Cairo: Since the outbreak of civil war in Sudan, much of the attention on the conflict has centred on the Darfur region.
It is home to the Rapid Support Forces, which remain pitted against the country’s regular army, their former allies, for national control. The RSF’s founder and leader – Mohamed Hamdan Dagalo, known as Hemedti – is a member of the local Rizeigat tribes.
Darfur is no stranger to fighting. Its people have witnessed 16 years of various forms of armed conflict, leading to a proliferation of weaponry among tribal leaders and the general citizens, making it a breeding ground for war.
There is also a history of tribal violence in the area, not least toward the Sudan’s central government in Khartoum and the regular army. A previous long-running period of conflict peaked when the deposed president, Omar al-Bashir, and several of his allies were charged with genocide.

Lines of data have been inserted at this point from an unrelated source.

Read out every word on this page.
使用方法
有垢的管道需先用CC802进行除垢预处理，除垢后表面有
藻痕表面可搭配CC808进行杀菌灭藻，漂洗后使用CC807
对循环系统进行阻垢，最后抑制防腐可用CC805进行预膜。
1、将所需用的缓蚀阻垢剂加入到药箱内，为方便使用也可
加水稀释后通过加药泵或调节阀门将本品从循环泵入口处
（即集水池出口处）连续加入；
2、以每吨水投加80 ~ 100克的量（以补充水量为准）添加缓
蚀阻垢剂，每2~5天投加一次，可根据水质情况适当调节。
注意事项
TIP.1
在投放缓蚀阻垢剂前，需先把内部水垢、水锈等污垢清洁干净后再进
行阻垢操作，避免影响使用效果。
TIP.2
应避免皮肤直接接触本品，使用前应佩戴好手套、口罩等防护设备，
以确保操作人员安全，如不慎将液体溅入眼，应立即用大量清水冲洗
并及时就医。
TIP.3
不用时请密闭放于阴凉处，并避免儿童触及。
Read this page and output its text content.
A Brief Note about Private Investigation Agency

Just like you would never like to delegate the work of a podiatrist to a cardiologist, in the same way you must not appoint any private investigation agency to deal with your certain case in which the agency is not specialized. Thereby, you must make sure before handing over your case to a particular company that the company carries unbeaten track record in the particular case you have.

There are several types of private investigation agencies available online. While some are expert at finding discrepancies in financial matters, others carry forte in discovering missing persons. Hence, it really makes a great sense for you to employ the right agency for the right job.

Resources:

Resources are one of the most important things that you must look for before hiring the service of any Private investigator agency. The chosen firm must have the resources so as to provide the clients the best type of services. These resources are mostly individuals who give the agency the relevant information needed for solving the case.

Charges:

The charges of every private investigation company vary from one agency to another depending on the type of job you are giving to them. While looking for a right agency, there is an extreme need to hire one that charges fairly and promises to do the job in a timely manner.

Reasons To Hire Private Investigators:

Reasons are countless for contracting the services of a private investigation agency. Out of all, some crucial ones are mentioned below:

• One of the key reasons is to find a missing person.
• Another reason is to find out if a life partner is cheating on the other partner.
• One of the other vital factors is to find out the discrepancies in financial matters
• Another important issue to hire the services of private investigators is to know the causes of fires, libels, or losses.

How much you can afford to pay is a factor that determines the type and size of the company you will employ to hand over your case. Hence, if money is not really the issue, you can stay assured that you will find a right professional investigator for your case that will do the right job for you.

The region also shares open borders with multiple countries – including Chad, the Central African Republic, and Libya – all grappling with fragile security conditions which add more complexity, making it easy for armed groups to move over frontiers.
And so, Darfur has become a shifting and challenging battleground in Sudan’s latest civil war, with some of the most intense battles in recent months.

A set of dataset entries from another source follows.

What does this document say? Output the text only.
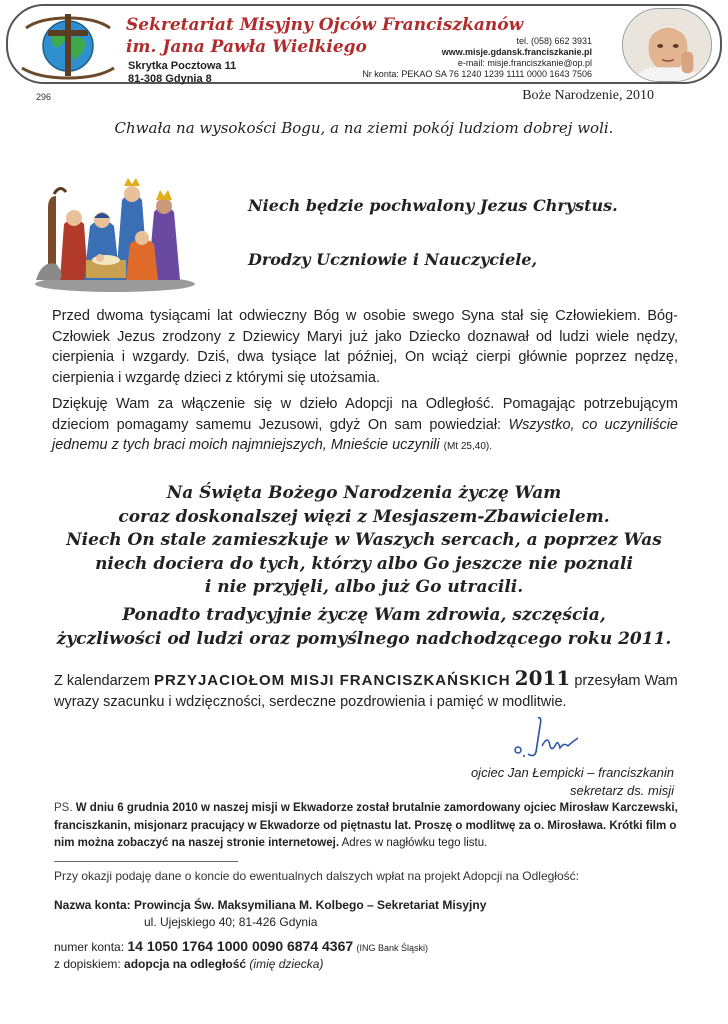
Sekretariat Misyjny Ojców Franciszkanów
im. Jana Pawła Wielkiego
Skrytka Pocztowa 11
81-308 Gdynia 8
tel. (058) 662 3931
www.misje.gdansk.franciszkanie.pl
e-mail: misje.franciszkanie@op.pl
Nr konta: PEKAO SA 76 1240 1239 1111 0000 1643 7506
296	Boże Narodzenie, 2010
Chwała na wysokości Bogu, a na ziemi pokój ludziom dobrej woli.
Niech będzie pochwalony Jezus Chrystus.
Drodzy Uczniowie i Nauczyciele,
Przed dwoma tysiącami lat odwieczny Bóg w osobie swego Syna stał się Człowiekiem. Bóg-Człowiek Jezus zrodzony z Dziewicy Maryi już jako Dziecko doznawał od ludzi wiele nędzy, cierpienia i wzgardy. Dziś, dwa tysiące lat później, On wciąż cierpi głównie poprzez nędzę, cierpienia i wzgardę dzieci z którymi się utożsamia.
Dziękuję Wam za włączenie się w dzieło Adopcji na Odległość. Pomagając potrzebującym dzieciom pomagamy samemu Jezusowi, gdyż On sam powiedział: Wszystko, co uczyniliście jednemu z tych braci moich najmniejszych, Mnieście uczynili (Mt 25,40).
Na Święta Bożego Narodzenia życzę Wam
coraz doskonalszej więzi z Mesjaszem-Zbawicielem.
Niech On stale zamieszkuje w Waszych sercach, a poprzez Was
niech dociera do tych, którzy albo Go jeszcze nie poznali
i nie przyjęli, albo już Go utracili.
Ponadto tradycyjnie życzę Wam zdrowia, szczęścia,
życzliwości od ludzi oraz pomyślnego nadchodzącego roku 2011.
Z kalendarzem PRZYJACIOŁOM MISJI FRANCISZKAŃSKICH 2011 przesyłam Wam wyrazy szacunku i wdzięczności, serdeczne pozdrowienia i pamięć w modlitwie.
ojciec Jan Łempicki – franciszkanin
sekretarz ds. misji
PS. W dniu 6 grudnia 2010 w naszej misji w Ekwadorze został brutalnie zamordowany ojciec Mirosław Karczewski, franciszkanin, misjonarz pracujący w Ekwadorze od piętnastu lat. Proszę o modlitwę za o. Mirosława. Krótki film o nim można zobaczyć na naszej stronie internetowej. Adres w nagłówku tego listu.
Przy okazji podaję dane o koncie do ewentualnych dalszych wpłat na projekt Adopcji na Odległość:
Nazwa konta: Prowincja Św. Maksymiliana M. Kolbego – Sekretariat Misyjny
ul. Ujejskiego 40; 81-426 Gdynia
numer konta: 14 1050 1764 1000 0090 6874 4367 (ING Bank Śląski)
z dopiskiem: adopcja na odległość (imię dziecka)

In many ways, there has been no break in the fighting from the last series of clashes in the region. In this latest war, the RSF has fought not just with the regular army but also with various tribal factions, notably the Masalit group in Geneina.

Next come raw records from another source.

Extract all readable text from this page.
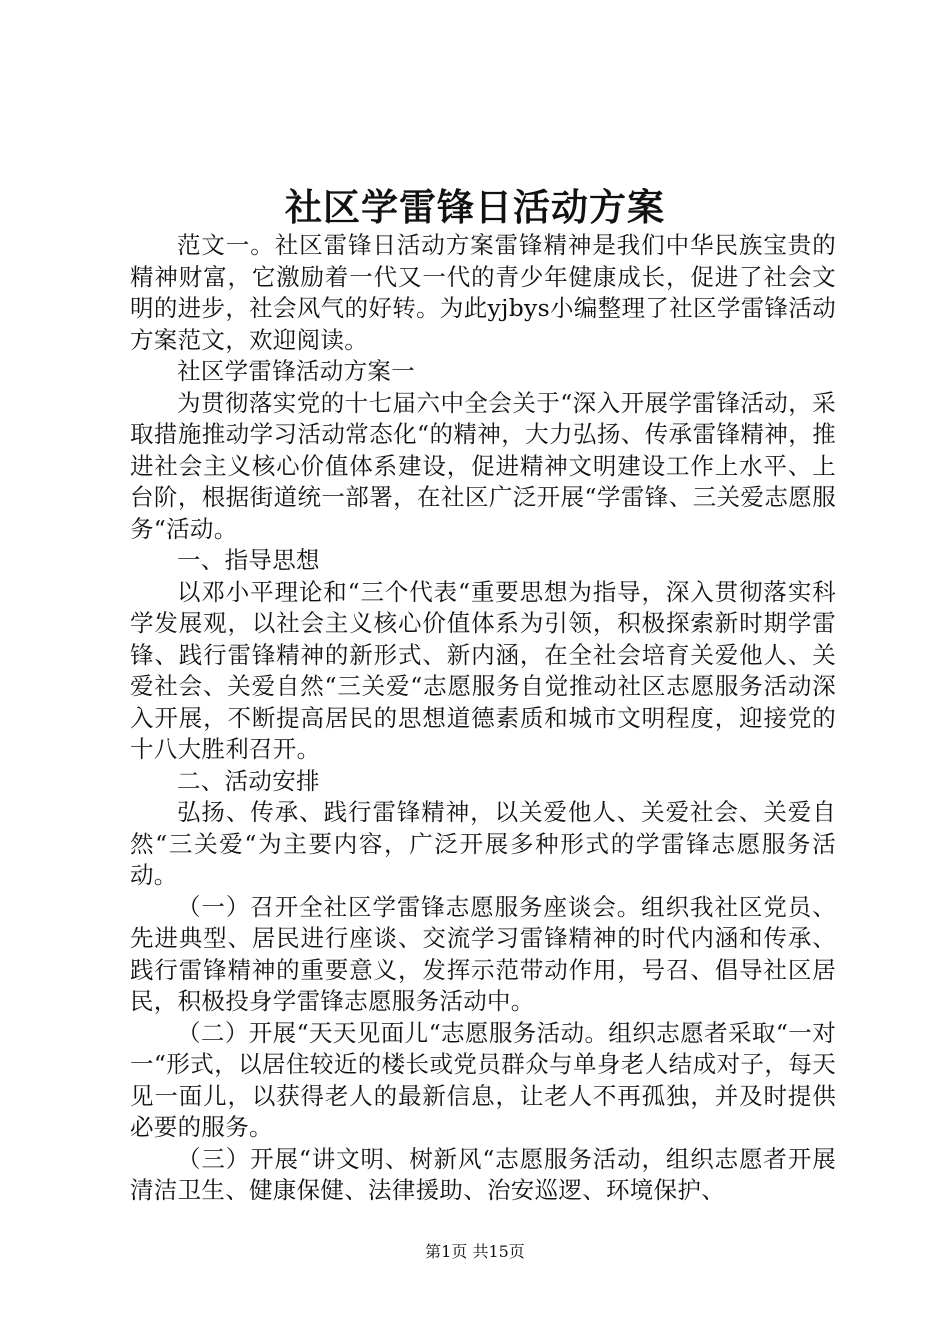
社区学雷锋日活动方案

范文一。社区雷锋日活动方案雷锋精神是我们中华民族宝贵的精神财富，它激励着一代又一代的青少年健康成长，促进了社会文明的进步，社会风气的好转。为此yjbys小编整理了社区学雷锋活动方案范文，欢迎阅读。

社区学雷锋活动方案一

为贯彻落实党的十七届六中全会关于“深入开展学雷锋活动，采取措施推动学习活动常态化“的精神，大力弘扬、传承雷锋精神，推进社会主义核心价值体系建设，促进精神文明建设工作上水平、上台阶，根据街道统一部署，在社区广泛开展“学雷锋、三关爱志愿服务“活动。

一、指导思想

以邓小平理论和“三个代表“重要思想为指导，深入贯彻落实科学发展观，以社会主义核心价值体系为引领，积极探索新时期学雷锋、践行雷锋精神的新形式、新内涵，在全社会培育关爱他人、关爱社会、关爱自然“三关爱“志愿服务自觉推动社区志愿服务活动深入开展，不断提高居民的思想道德素质和城市文明程度，迎接党的十八大胜利召开。

二、活动安排

弘扬、传承、践行雷锋精神，以关爱他人、关爱社会、关爱自然“三关爱“为主要内容，广泛开展多种形式的学雷锋志愿服务活动。

（一）召开全社区学雷锋志愿服务座谈会。组织我社区党员、先进典型、居民进行座谈、交流学习雷锋精神的时代内涵和传承、践行雷锋精神的重要意义，发挥示范带动作用，号召、倡导社区居民，积极投身学雷锋志愿服务活动中。

（二）开展“天天见面儿“志愿服务活动。组织志愿者采取“一对一“形式，以居住较近的楼长或党员群众与单身老人结成对子，每天见一面儿，以获得老人的最新信息，让老人不再孤独，并及时提供必要的服务。

（三）开展“讲文明、树新风“志愿服务活动，组织志愿者开展清洁卫生、健康保健、法律援助、治安巡逻、环境保护、

第1页 共15页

This on-the-ground situation darkens the worst-case scenario in Darfur, bringing the possibility of genocide and ethnic cleansing alongside civil war closer than ever before. What happens next will depend on how much the world pays attention.
The voices stoking animosity between the region’s ethnic groups are hard to ignore, and they are being raised amid calls for the region to turn its back on the central government of Sudan entirely.